Friends and family gather around the coffin of Jakelin Caal, a seven-year-old girl who died after developing a high fever while in the custody of US Customs and Border Protection.
Many claims that the death of Jakelin Caal and Felipe Gomez could have been averted.
Felipe Gomez Alonzo, age eight, and Jakelin Caal, age seven – both from Guatemala – died shortly after being detained by US Customs and Border Protection (CBP) at the US-Mexico border.

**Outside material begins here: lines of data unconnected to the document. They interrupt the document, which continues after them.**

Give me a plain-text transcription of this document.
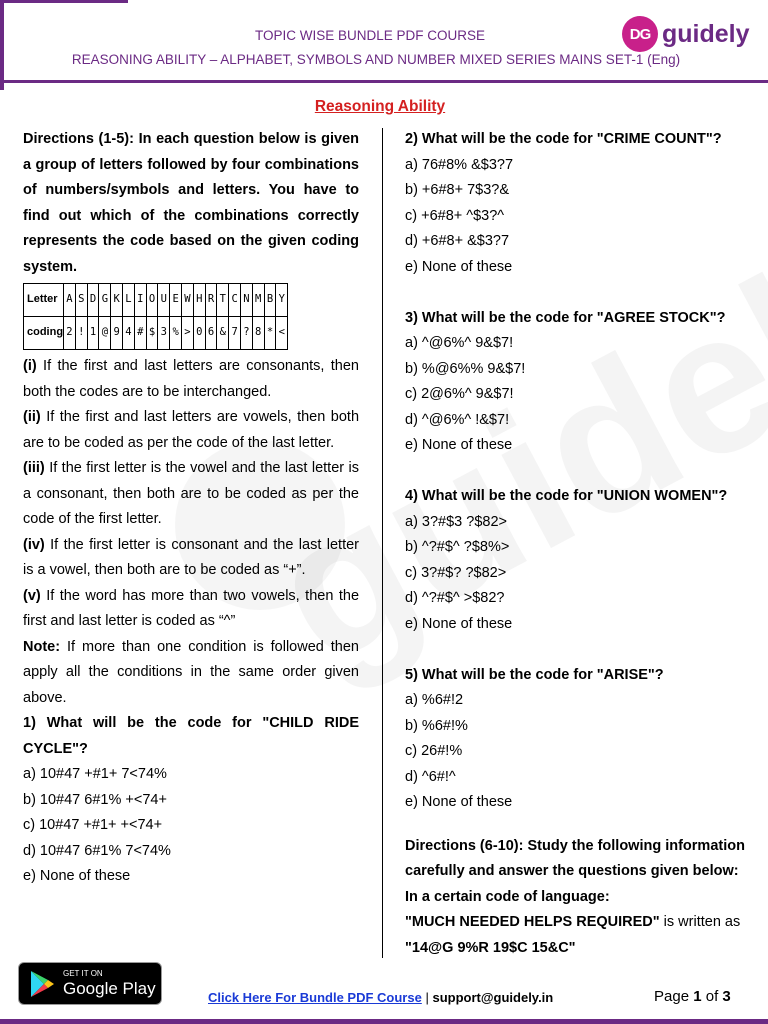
TOPIC WISE BUNDLE PDF COURSE
REASONING ABILITY – ALPHABET, SYMBOLS AND NUMBER MIXED SERIES MAINS SET-1 (Eng)
DG guidely
Reasoning Ability

Directions (1-5): In each question below is given a group of letters followed by four combinations of numbers/symbols and letters. You have to find out which of the combinations correctly represents the code based on the given coding system.

Letter	A	S	D	G	K	L	I	O	U	E	W	H	R	T	C	N	M	B	Y
coding	2	!	1	@	9	4	#	$	3	%	>	0	6	&	7	?	8	*	<

(i) If the first and last letters are consonants, then both the codes are to be interchanged.

(ii) If the first and last letters are vowels, then both are to be coded as per the code of the last letter.

(iii) If the first letter is the vowel and the last letter is a consonant, then both are to be coded as per the code of the first letter.

(iv) If the first letter is consonant and the last letter is a vowel, then both are to be coded as “+”.

(v) If the word has more than two vowels, then the first and last letter is coded as “^”

Note: If more than one condition is followed then apply all the conditions in the same order given above.

1) What will be the code for "CHILD RIDE CYCLE"?

a) 10#47 +#1+ 7<74%

b) 10#47 6#1% +<74+

c) 10#47 +#1+ +<74+

d) 10#47 6#1% 7<74%

e) None of these

2) What will be the code for "CRIME COUNT"?

a) 76#8% &$3?7

b) +6#8+ 7$3?&

c) +6#8+ ^$3?^

d) +6#8+ &$3?7

e) None of these

3) What will be the code for "AGREE STOCK"?

a) ^@6%^ 9&$7!

b) %@6%% 9&$7!

c) 2@6%^ 9&$7!

d) ^@6%^ !&$7!

e) None of these

4) What will be the code for "UNION WOMEN"?

a) 3?#$3 ?$82>

b) ^?#$^ ?$8%>

c) 3?#$? ?$82>

d) ^?#$^ >$82?

e) None of these

5) What will be the code for "ARISE"?

a) %6#!2

b) %6#!%

c) 26#!%

d) ^6#!^

e) None of these

Directions (6-10): Study the following information carefully and answer the questions given below:

In a certain code of language:

"MUCH NEEDED HELPS REQUIRED" is written as "14@G 9%R 19$C 15&C"

GET IT ON
Google Play	Click Here For Bundle PDF Course | support@guidely.in	Page 1 of 3
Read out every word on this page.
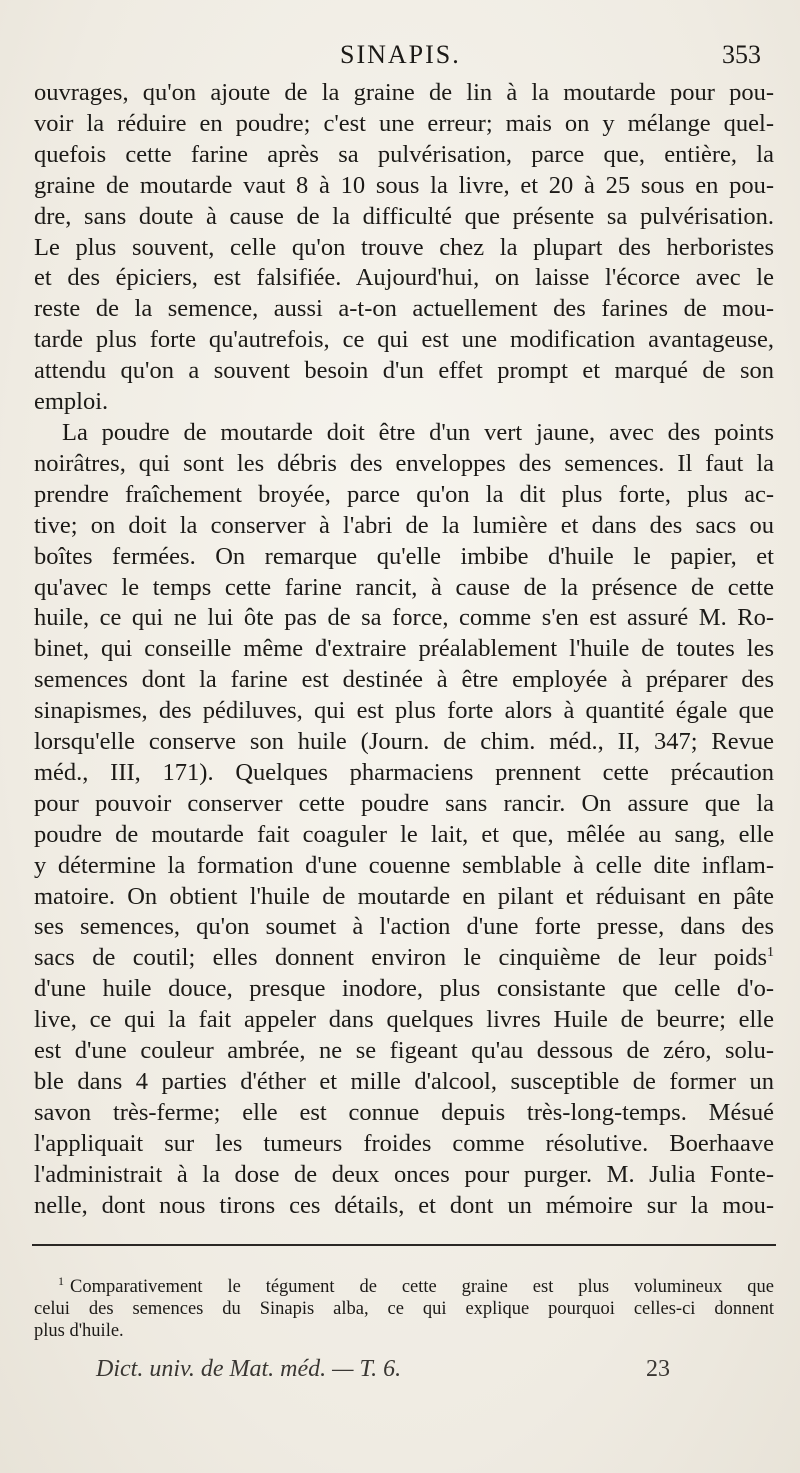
SINAPIS.	353

ouvrages, qu'on ajoute de la graine de lin à la moutarde pour pou-
voir la réduire en poudre; c'est une erreur; mais on y mélange quel-
quefois cette farine après sa pulvérisation, parce que, entière, la
graine de moutarde vaut 8 à 10 sous la livre, et 20 à 25 sous en pou-
dre, sans doute à cause de la difficulté que présente sa pulvérisation.
Le plus souvent, celle qu'on trouve chez la plupart des herboristes
et des épiciers, est falsifiée. Aujourd'hui, on laisse l'écorce avec le
reste de la semence, aussi a-t-on actuellement des farines de mou-
tarde plus forte qu'autrefois, ce qui est une modification avantageuse,
attendu qu'on a souvent besoin d'un effet prompt et marqué de son
emploi.

La poudre de moutarde doit être d'un vert jaune, avec des points
noirâtres, qui sont les débris des enveloppes des semences. Il faut la
prendre fraîchement broyée, parce qu'on la dit plus forte, plus ac-
tive; on doit la conserver à l'abri de la lumière et dans des sacs ou
boîtes fermées. On remarque qu'elle imbibe d'huile le papier, et
qu'avec le temps cette farine rancit, à cause de la présence de cette
huile, ce qui ne lui ôte pas de sa force, comme s'en est assuré M. Ro-
binet, qui conseille même d'extraire préalablement l'huile de toutes les
semences dont la farine est destinée à être employée à préparer des
sinapismes, des pédiluves, qui est plus forte alors à quantité égale que
lorsqu'elle conserve son huile (Journ. de chim. méd., II, 347; Revue
méd., III, 171). Quelques pharmaciens prennent cette précaution
pour pouvoir conserver cette poudre sans rancir. On assure que la
poudre de moutarde fait coaguler le lait, et que, mêlée au sang, elle
y détermine la formation d'une couenne semblable à celle dite inflam-
matoire. On obtient l'huile de moutarde en pilant et réduisant en pâte
ses semences, qu'on soumet à l'action d'une forte presse, dans des
sacs de coutil; elles donnent environ le cinquième de leur poids$^1$
d'une huile douce, presque inodore, plus consistante que celle d'o-
live, ce qui la fait appeler dans quelques livres Huile de beurre; elle
est d'une couleur ambrée, ne se figeant qu'au dessous de zéro, solu-
ble dans 4 parties d'éther et mille d'alcool, susceptible de former un
savon très-ferme; elle est connue depuis très-long-temps. Mésué
l'appliquait sur les tumeurs froides comme résolutive. Boerhaave
l'administrait à la dose de deux onces pour purger. M. Julia Fonte-
nelle, dont nous tirons ces détails, et dont un mémoire sur la mou-

$^1$ Comparativement le tégument de cette graine est plus volumineux que
celui des semences du Sinapis alba, ce qui explique pourquoi celles-ci donnent
plus d'huile.
Dict. univ. de Mat. méd. — T. 6.	23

“Available records make clear that Jakelin and Philippe both suffered terrifying and painful deaths that could potentially have been prevented by timely access to paediatric medical care,” said Fiona Danaher, a paediatrician at Massachusetts General Hospital.
Danaher appeared before the Homeland Security Committee of the House of Representatives, where Democrats are pursuing an investigation of a policy of the administration of US President Donald Trump: separating migrant children from their parents. Felipe and Jakelin were among six minors who died in US border patrol custody between September 2018 and May 2019.
Caal “died of septic shock which, because it went untreated over many hours, cascaded into multiple organ failure,” Danaher said. Alonzo died from “untreated influenza complicated by pulmonary haemorrhage in the context of bacterial pneumonia and sepsis”, she said.
By detaining children in crowded conditions without adequate access to medical care, the CBP is “perpetuating systems that place children at risk for medical neglect”, Danaher told the committee. And the emergence of COVID-19 adds new risks.